Am 25. Februar 2026 fand im Deep Space 8K des Ars Electronica Center eine Lecture zum Projekt Brosch AI – Distorted Dreams statt. Der Vortrag von Juergen Hagler widmete sich der Frage, wie künstliche Intelligenz zur Neuinterpretation von kulturellem Erbe eingesetzt werden kann.

© Foto von Nils Gallist

Ausgangspunkt des Projekts ist das Werk des österreichischen Künstlers Klemens Brosch (1894–1926), dessen Zeichnungen sich mit Themen wie Krieg, Verfall, Visionen und inneren Zuständen auseinandersetzen.
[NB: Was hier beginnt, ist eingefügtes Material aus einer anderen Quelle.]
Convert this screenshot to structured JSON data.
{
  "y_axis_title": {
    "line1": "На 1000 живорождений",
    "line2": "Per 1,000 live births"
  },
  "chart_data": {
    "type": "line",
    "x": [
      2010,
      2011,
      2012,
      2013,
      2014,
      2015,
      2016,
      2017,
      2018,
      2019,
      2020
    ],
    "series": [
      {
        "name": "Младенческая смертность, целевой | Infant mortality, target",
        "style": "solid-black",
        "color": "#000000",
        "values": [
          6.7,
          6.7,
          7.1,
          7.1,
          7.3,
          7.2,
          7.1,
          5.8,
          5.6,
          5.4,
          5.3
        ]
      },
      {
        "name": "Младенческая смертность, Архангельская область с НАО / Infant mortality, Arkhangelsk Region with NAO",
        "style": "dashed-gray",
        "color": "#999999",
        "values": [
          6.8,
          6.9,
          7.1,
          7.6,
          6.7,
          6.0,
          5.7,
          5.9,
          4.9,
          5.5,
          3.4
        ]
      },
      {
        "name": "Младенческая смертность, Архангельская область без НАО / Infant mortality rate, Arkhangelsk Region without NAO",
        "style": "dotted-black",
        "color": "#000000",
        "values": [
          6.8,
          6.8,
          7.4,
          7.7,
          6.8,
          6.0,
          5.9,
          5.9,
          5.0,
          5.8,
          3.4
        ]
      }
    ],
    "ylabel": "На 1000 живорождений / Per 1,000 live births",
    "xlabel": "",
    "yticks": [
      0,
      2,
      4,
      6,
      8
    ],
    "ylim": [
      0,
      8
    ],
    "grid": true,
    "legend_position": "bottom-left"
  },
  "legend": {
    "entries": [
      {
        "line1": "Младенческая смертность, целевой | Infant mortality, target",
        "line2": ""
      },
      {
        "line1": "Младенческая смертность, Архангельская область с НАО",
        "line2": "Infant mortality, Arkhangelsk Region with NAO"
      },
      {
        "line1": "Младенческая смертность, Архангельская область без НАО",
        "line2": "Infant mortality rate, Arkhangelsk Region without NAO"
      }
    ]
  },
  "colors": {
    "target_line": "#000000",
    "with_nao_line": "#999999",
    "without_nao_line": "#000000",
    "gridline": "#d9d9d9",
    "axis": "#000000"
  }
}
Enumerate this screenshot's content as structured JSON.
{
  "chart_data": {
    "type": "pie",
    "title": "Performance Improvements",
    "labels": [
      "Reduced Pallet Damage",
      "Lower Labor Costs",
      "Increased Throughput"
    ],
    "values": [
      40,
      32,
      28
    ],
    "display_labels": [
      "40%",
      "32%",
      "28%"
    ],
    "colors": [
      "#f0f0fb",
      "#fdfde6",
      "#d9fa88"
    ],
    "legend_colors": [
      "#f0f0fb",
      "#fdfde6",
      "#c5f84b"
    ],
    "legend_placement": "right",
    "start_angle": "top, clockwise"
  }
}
Im Kurzfilm Brosch AI – Distorted Dreams werden ausgewählte Arbeiten von Brosch mithilfe aktueller AI-basierter Bild- und Animationsverfahren in bewegte Bilder übersetzt. Dabei entsteht ein spannungsreicher Dialog zwischen menschlicher künstlerischer Intention und maschineller Interpretation.

Ein besonderer Schwerpunkt der Lecture lag auf der Präsentation mehrerer Gigapixel-Digitalisate von Brosch-Zeichnungen, die im Deep Space 8K in extrem hoher Auflösung gezeigt wurden. Dazu gehörten unter anderem „Die Sternwarte“ (1926) sowie „Red Dinosaurs“ (1926). Die großformatige Projektion ermöglichte es, feinste Details der Zeichnungen sichtbar zu machen und zugleich deren visuelle Strukturen als Ausgangspunkt für die AI-basierte Animation zu diskutieren.

Die Veranstaltung bot einen Einblick in aktuelle künstlerische Forschungsansätze an der Schnittstelle von Animation, Medienkunst, AI und digitalem Kulturerbe und zeigte, wie historische Werke durch neue Technologien in einen zeitgenössischen Kontext überführt werden können.